Fils d’un instituteur, Émile Brien, et d’Éléonore Heine, Paul Brien entreprend des études à l’École normale de l’État à Nivelles (aujourd’hui pr. Brabant wallon, arr. Nivelles), et devient régent. Pendant la Première Guerre mondiale, il est instituteur intérimaire à Hannut. À l’issue du conflit, il poursuit des études de zoologie à l’Université libre de Bruxelles (ULB). Élève assistant en 1920, Paul Brien est docteur en sciences en 1922. Il mène une brillante carrière scientifique et académique : assistant en 1922, chargé du cours « La biologie dans ses rapports avec les sciences sociales » en 1925, professeur ordinaire en 1930.

Paul Brien n’en est pas pour autant étranger à la problématique sociale. Ami proche de l’écrivain populiste, Jean Tousseul, il partage, avec lui, dès 1915, une grande admiration pour Romain Rolland. Cette amitié reste sans faille jusqu’à la Seconde Guerre mondiale, période durant laquelle Brien se sépare de l’écrivain, pacifiste convaincu.
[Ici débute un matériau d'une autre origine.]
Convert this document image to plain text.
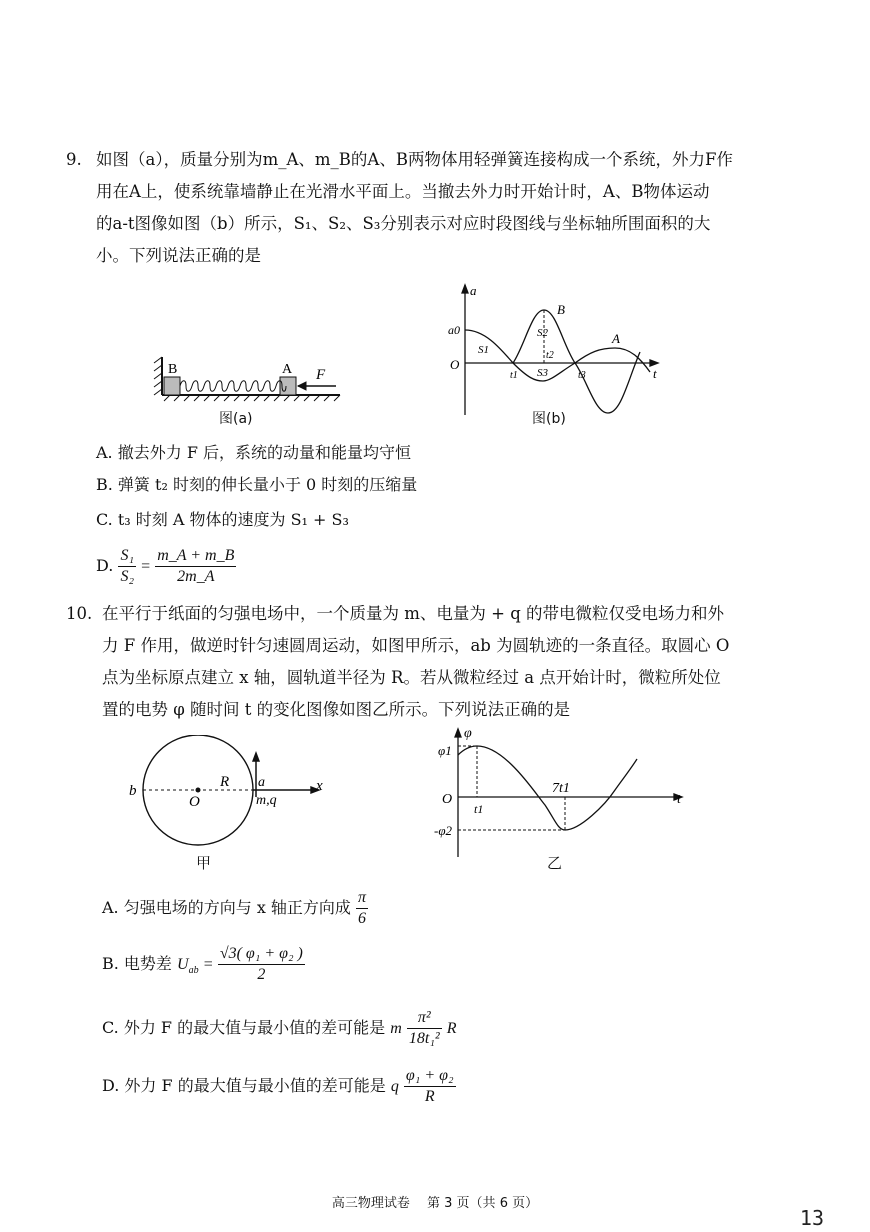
9. 如图（a），质量分别为m_A、m_B的A、B两物体用轻弹簧连接构成一个系统，外力F作
用在A上，使系统靠墙静止在光滑水平面上。当撤去外力时开始计时，A、B物体运动
的a-t图像如图（b）所示，S₁、S₂、S₃分别表示对应时段图线与坐标轴所围面积的大
小。下列说法正确的是
B	A F
图(a)
a
t
O
a0
S1
S2
S3
t1
t2
t3
B
A
图(b)
A. 撤去外力 F 后，系统的动量和能量均守恒
B. 弹簧 t₂ 时刻的伸长量小于 0 时刻的压缩量
C. t₃ 时刻 A 物体的速度为 S₁ + S₃
D. $\frac{\text{S₁}}{\text{S₂}} = \frac{m\_A + m\_B}{2m\_A}$
10. 在平行于纸面的匀强电场中，一个质量为 m、电量为 + q 的带电微粒仅受电场力和外
力 F 作用，做逆时针匀速圆周运动，如图甲所示，ab 为圆轨迹的一条直径。取圆心 O
点为坐标原点建立 x 轴，圆轨道半径为 R。若从微粒经过 a 点开始计时，微粒所处位
置的电势 φ 随时间 t 的变化图像如图乙所示。下列说法正确的是
b
O
R a
m,q
x
甲
φ
φ1
O
-φ2
t1
7t1
t
乙
A. 匀强电场的方向与 x 轴正方向成 $\frac{\pi}{6}$
B. 电势差 $U_{ab} = \frac{\text{√3( φ₁ + φ₂ )}}{2}$
C. 外力 F 的最大值与最小值的差可能是 m $\frac{\text{π²}}{\text{18t₁²}}$ R
D. 外力 F 的最大值与最小值的差可能是 q $\frac{\text{φ₁ + φ₂}}{R}$
高三物理试卷　 第 3 页（共 6 页）
13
Lors d’une interview radiodiffusée, Paul Brien note l’importance d’une visite, à Noël 1916, à un ouvrier carrier qui lui fait découvrir la condition ouvrière. Le 4 novembre 1935, il préside la première session de l’Université ouvrière de Bruxelles qui se tient à la maison des Tramwaymen, rue du Pinçon. Il y donne des cours. Il est également membre de son Comité de patronage. Il visite l’URSS en 1935.

En relation avec ce qui se passe à Paris, Paul Brien participe, en 1935, à la création du Comité de vigilance des intellectuels antifascistes (CVIA) qu’il préside « à un moment », explique-t-il, « où les partis ne voulaient pas voir le fascisme ». Partisan, dans cette optique, de la constitution d’un Front populaire des forces de gauche, il est élu le 22 juin 1936 sous cette étiquette et, sur présentation des conseillers provinciaux communistes, sénateur provincial du Brabant, avec l’appui d’élus socialistes.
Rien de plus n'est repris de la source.